Peptic Ulcer Disease



Peptic Ulcer Disease





The term peptic ulcer disease (PUD) refers to disorders of the upper gastrointestinal tract caused by the action of acid and pepsin. These agents not only cause injury themselves, but also typically augment the injury initiated by other agents. The spectrum of peptic ulcer disease is broad, including undetectable mucosal injury, erythema, erosions, and frank ulceration. The correlation of severity of symptoms to objective evidence of disease is poor. Some patients with pain suggesting peptic ulcer disease have no diagnostic evidence of mucosal injury, whereas some patients with large ulcers are asymptomatic.


I. PATHOGENESIS.

Gastroduodenal mucosal injury results from an imbalance between the factors that damage the mucosa and those that protect it (Fig. 24-1). Therefore, injurious factors may predominate and cause injury not only when they are excessive, but also when the protective mechanisms fail. Although we have learned much in recent years about the mechanisms of injury and protection of the mucosa of the upper gastrointestinal tract, we still have an imperfect understanding of why discrete ulcers develop and why peptic disease develops in one person and not in another.


A. Injurious factors.

The mucosa of the upper gastrointestinal tract is susceptible to injury from a variety of agents and conditions. Endogenous agents include acid, pepsin, bile acids, and other small-intestinal contents. Exogenous agents include ethanol, aspirin, other nonsteroidal antiinflammatory drugs, and Helicobacter pylori infection.

Acid appears to be essential for benign peptic injury to occur. A pH of 1 to 2 maximizes the activity of pepsin. Furthermore, mucosal injury from aspirin, other nonsteroidal antiinflammatory agents, and bile acids is augmented in the presence of acid. On the other hand, ethanol causes mucosal injury with or without acid. Corticosteroids, smoking, and psychological and physiologic stress appear to predispose or to exacerbate to mucosal injury in some people by mechanisms that are incompletely understood.


B. Protective factors.

A number of mechanisms work together to protect the mucosa from injury (Table 24-1).


1. Concepts

a. Gastric mucosal barrier. In the early 1960s, Horace Davenport identified the so-called gastric mucosal barrier, which describes the ability of the gastric mucosa to resist the back diffusion of hydrogen (H+) ions and thus to contain a high concentration of hydrochloric acid within the gastric lumen. When the barrier is broken by an injurious agent, such as aspirin, H+ diffuses rapidly back into the mucosa, which results in mucosal injury.

b. Cytoprotection. More recently, the concept of cytoprotection has been developed to explain further the ability of the mucosa to protect itself. The term cytoprotection is somewhat of a misnomer in that it does not refer to the protection of individual cells but rather to protection of the deeper layers of the mucosa against injury.

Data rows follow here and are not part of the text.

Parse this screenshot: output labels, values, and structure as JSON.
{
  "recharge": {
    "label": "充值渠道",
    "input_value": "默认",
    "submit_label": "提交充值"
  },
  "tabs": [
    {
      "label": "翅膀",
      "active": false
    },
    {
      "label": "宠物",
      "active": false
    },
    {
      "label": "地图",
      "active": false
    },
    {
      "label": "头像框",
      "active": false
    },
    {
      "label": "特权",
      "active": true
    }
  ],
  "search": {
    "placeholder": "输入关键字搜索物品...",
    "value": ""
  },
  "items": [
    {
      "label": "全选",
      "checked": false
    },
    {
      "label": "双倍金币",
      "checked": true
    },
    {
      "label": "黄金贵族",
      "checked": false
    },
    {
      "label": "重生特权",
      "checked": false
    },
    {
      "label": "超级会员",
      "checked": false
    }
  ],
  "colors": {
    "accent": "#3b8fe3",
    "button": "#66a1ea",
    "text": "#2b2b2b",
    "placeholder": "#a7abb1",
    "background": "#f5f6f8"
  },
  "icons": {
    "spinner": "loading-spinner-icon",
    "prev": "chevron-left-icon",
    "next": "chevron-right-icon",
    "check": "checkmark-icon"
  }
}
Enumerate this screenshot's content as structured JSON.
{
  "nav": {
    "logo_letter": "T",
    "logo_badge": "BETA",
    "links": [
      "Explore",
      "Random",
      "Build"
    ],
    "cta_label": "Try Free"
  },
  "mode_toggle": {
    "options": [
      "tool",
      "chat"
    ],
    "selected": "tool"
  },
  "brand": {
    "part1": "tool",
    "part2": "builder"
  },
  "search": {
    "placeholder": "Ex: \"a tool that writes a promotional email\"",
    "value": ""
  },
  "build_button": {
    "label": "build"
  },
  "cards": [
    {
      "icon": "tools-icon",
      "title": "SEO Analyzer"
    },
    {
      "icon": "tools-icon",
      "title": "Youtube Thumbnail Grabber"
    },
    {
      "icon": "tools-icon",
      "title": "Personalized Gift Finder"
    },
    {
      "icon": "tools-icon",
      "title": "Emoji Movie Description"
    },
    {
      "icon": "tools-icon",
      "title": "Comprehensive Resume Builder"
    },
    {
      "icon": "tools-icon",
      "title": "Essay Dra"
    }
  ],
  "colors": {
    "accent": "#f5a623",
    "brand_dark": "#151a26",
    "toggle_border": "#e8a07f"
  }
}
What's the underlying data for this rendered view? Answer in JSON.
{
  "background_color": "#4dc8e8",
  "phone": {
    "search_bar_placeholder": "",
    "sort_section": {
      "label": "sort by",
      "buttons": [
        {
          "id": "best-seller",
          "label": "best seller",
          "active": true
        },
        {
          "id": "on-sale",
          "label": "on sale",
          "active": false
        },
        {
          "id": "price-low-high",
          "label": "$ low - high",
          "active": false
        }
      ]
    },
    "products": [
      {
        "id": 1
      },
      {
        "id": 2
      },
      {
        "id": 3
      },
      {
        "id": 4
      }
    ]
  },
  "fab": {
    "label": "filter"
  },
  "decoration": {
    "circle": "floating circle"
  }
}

The classic experiments of Andre Robert illustrate the phenomenon of cytoprotection. When he introduced 100% ethanol into the stomachs of rats, large hemorrhagic erosions developed. However, when he first instilled 20% ethanol, a concentration by itself that did not cause gross injury, and subsequently administered 100% ethanol, no hemorrhagic erosions developed. Clearly, some endogenous protective mechanism had been elicited by the preliminary exposure to a low concentration of the injurious agent. This protective effect was abolished by pretreatment with indomethacin at the time of instillation of 20% ethanol. Because indomethacin is a potent inhibitor of prostaglandin synthesis, this observation suggested that cytoprotection was mediated by endogenous prostaglandins. In fact, application of exogenous prostaglandins has been shown to protect the gastric mucosa. Prostaglandins do inhibit gastric acid secretion, but their cytoprotective effects can be demonstrated at doses below those necessary to inhibit acid.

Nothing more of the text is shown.